Private equity CFOs believe they will be the first to go: survey

Most portfolio CFOs think they are doomed to fail, while believing they operate under unfair reporting conditions, according to a survey from Accordion.

Sixty-six percent of CFOs questioned are more concerned about job security once a deal closes, the report “The State of the PE Sponsor-CFO Relationship” said. Of the 66 percent, 58 percent think their  position is always the first to go if there are any issues or concerns, said Accordion, a consultant and technology company focused on the private equity industry. See the survey here.

Such beliefs appear realistic. A Vardis study from 2016 found that PE firms replace existing CFOs in 75 percent of all deals. Still, most PE firms don’t realize such discontent exists. Seventy-nine percent of sponsors believe institutional ownership breeds CFO confidence, the report said.

Nick Leopard, CEO of Accordion, said PE firms could reduce this anxiety. PE firms should be very clear with CFOs at the beginning of the relationship, telling them what is expected and how their role can evolve, Leopard said. “Communication is needed across the board,” he said. Sponsors should also involve CFOs in any add-ons they do “so it’s not sprung on them,” Leopard said.

Accordion, in conjunction with Wakefield Research, questioned 200 participants in the first quarter to compile the survey. This included 100 private equity firms and 100 CFOs of PE-backed companies with $50 million or more in annual revenue.

The survey found other areas of misalignment. Nearly all, or 92 percent, of the PE firms questioned think their reporting demands for portfolio companies were reasonable. But only 26 percent of CFOs agree, the survey said. This means that three-quarters of CFOs feel the reporting places an unnecessary burden on the finance team.

Nearly half, 40 percent, of PE firms questioned are focused on M&A, compared with only 20 percent of CFOs. By contrast, 54 percent of CFOs consider working capital as more important, while only 38 percent of sponsors agreed, Accordion said.

PE firms and CFOs also have different ideas of where the private equity team sits in companies they acquire. Nearly half, or 43 percent, of CFOs view the PE firm as an independent adviser. This suggests that the execs consider the PE team’s guidance as advice and not a mandate. In contrast, a large chunk of sponsors (57 percent), viewed themselves as components of the board. They consider their role as integral and internal to the organization, Accordion said.

Communication can ease this tension, Leopard said. Management teams, during an auction, need to take care what PE firm they pick to buy their company, he said. Some companies want a PE firm that can step in and drive operations, some want a firm that will challenge them in board meetings but leave the day-to-day management alone, while some teams are more interested in money, he said.

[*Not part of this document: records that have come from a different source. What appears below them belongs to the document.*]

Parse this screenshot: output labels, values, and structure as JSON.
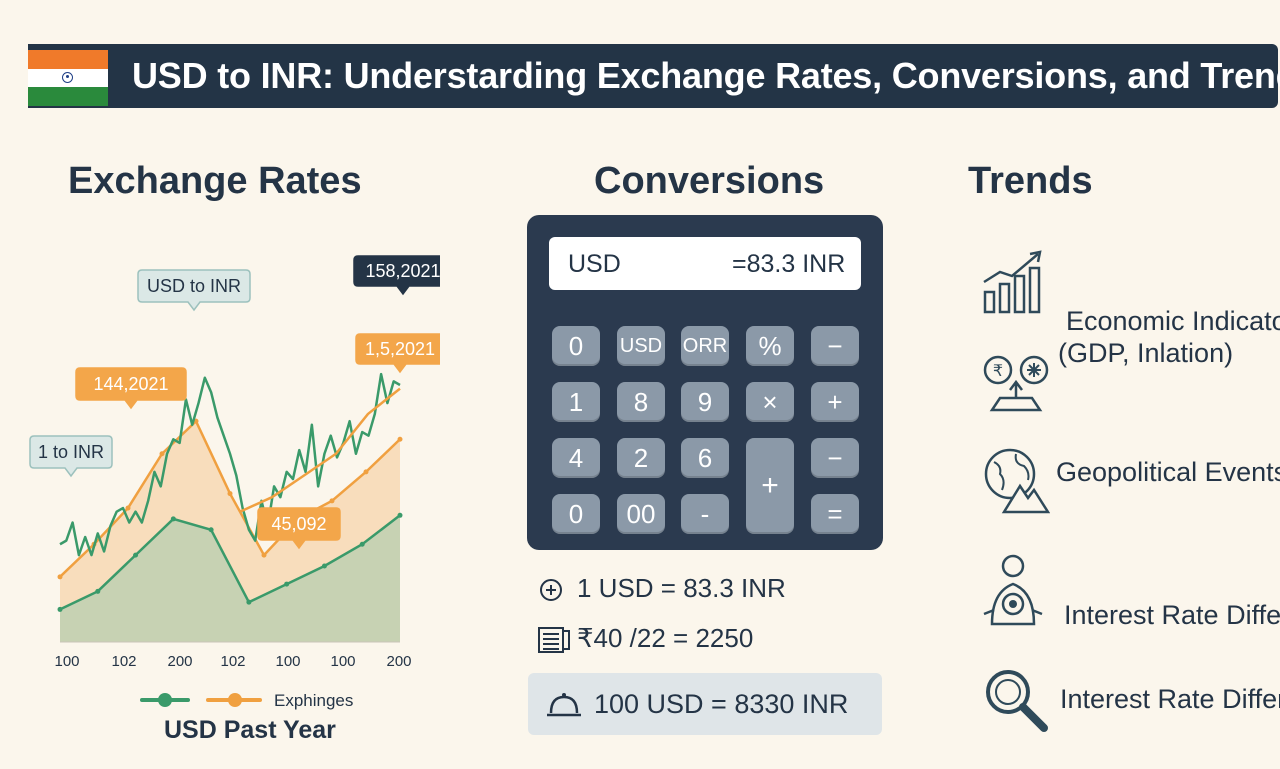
{
  "header": {
    "title": "USD to INR: Understarding Exchange Rates, Conversions, and Trends",
    "flag_colors": {
      "saffron": "#f07a2a",
      "white": "#ffffff",
      "green": "#2a8a3c",
      "chakra": "#1f3f86"
    }
  },
  "sections": {
    "exchange_rates": {
      "heading": "Exchange Rates"
    },
    "conversions": {
      "heading": "Conversions"
    },
    "trends": {
      "heading": "Trends"
    }
  },
  "chart_data": {
    "type": "area",
    "title": "",
    "caption": "USD Past Year",
    "x_ticks": [
      "100",
      "102",
      "200",
      "102",
      "100",
      "100",
      "200"
    ],
    "series": [
      {
        "color": "#3a9a6a",
        "style": "line",
        "values": [
          0.27,
          0.28,
          0.33,
          0.24,
          0.29,
          0.24,
          0.3,
          0.25,
          0.32,
          0.36,
          0.37,
          0.33,
          0.36,
          0.33,
          0.39,
          0.47,
          0.43,
          0.52,
          0.56,
          0.55,
          0.67,
          0.6,
          0.66,
          0.73,
          0.69,
          0.62,
          0.57,
          0.52,
          0.46,
          0.37,
          0.31,
          0.28,
          0.39,
          0.32,
          0.43,
          0.4,
          0.47,
          0.45,
          0.53,
          0.47,
          0.6,
          0.43,
          0.52,
          0.57,
          0.51,
          0.55,
          0.61,
          0.52,
          0.58,
          0.57,
          0.63,
          0.74,
          0.66,
          0.72,
          0.71
        ]
      },
      {
        "color": "#f0a040",
        "style": "area",
        "values": [
          0.18,
          0.27,
          0.37,
          0.52,
          0.61,
          0.41,
          0.24,
          0.34,
          0.39,
          0.47,
          0.56
        ]
      },
      {
        "color": "#3a9a6a",
        "style": "area",
        "values": [
          0.09,
          0.14,
          0.24,
          0.34,
          0.31,
          0.11,
          0.16,
          0.21,
          0.27,
          0.35
        ]
      },
      {
        "color": "#f0a040",
        "style": "line",
        "values": [
          0.36,
          0.4,
          0.46,
          0.52,
          0.63,
          0.7
        ]
      }
    ],
    "callouts": [
      {
        "text": "USD to INR",
        "style": "teal"
      },
      {
        "text": "158,2021",
        "style": "dark"
      },
      {
        "text": "1,5,2021",
        "style": "orange"
      },
      {
        "text": "144,2021",
        "style": "orange"
      },
      {
        "text": "1 to INR",
        "style": "teal"
      },
      {
        "text": "45,092",
        "style": "orange"
      }
    ],
    "legend": {
      "label": "Exphinges",
      "colors": [
        "#3a9a6a",
        "#f0a040"
      ]
    }
  },
  "calculator": {
    "display_left": "USD",
    "display_right": "=83.3 INR",
    "keys": [
      "0",
      "USD",
      "ORR",
      "%",
      "−",
      "1",
      "8",
      "9",
      "×",
      "+",
      "4",
      "2",
      "6",
      "+",
      "−",
      "0",
      "00",
      "-",
      "="
    ]
  },
  "conversions": {
    "line1": "1 USD = 83.3 INR",
    "line2": "₹40 /22 = 2250",
    "result": "100 USD = 8330 INR"
  },
  "trends": {
    "items": [
      {
        "label": "Economic Indicato",
        "icon": "bar-chart-growth-icon"
      },
      {
        "label": "(GDP, Inlation)",
        "icon": ""
      },
      {
        "label": "Geopolitical Events",
        "icon": "globe-mountain-icon"
      },
      {
        "label": "Interest Rate Differ",
        "icon": "person-network-icon"
      },
      {
        "label": "Interest Rate Differ",
        "icon": "magnifier-icon"
      }
    ]
  }
}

Leopard recommends companies talk to the banker before the process begins to find a PE firm that suits them. “Bankers will have a really good view on how a firm is oriented,” he said.

*UPDATE: A prior version of this story said that 58 percent think they’re the first to get fired. The 58 percent are part of the 66 percent that answered the survey. The story was also changed to reflect that the CFOs think they’re the first fired by default if there are any issues.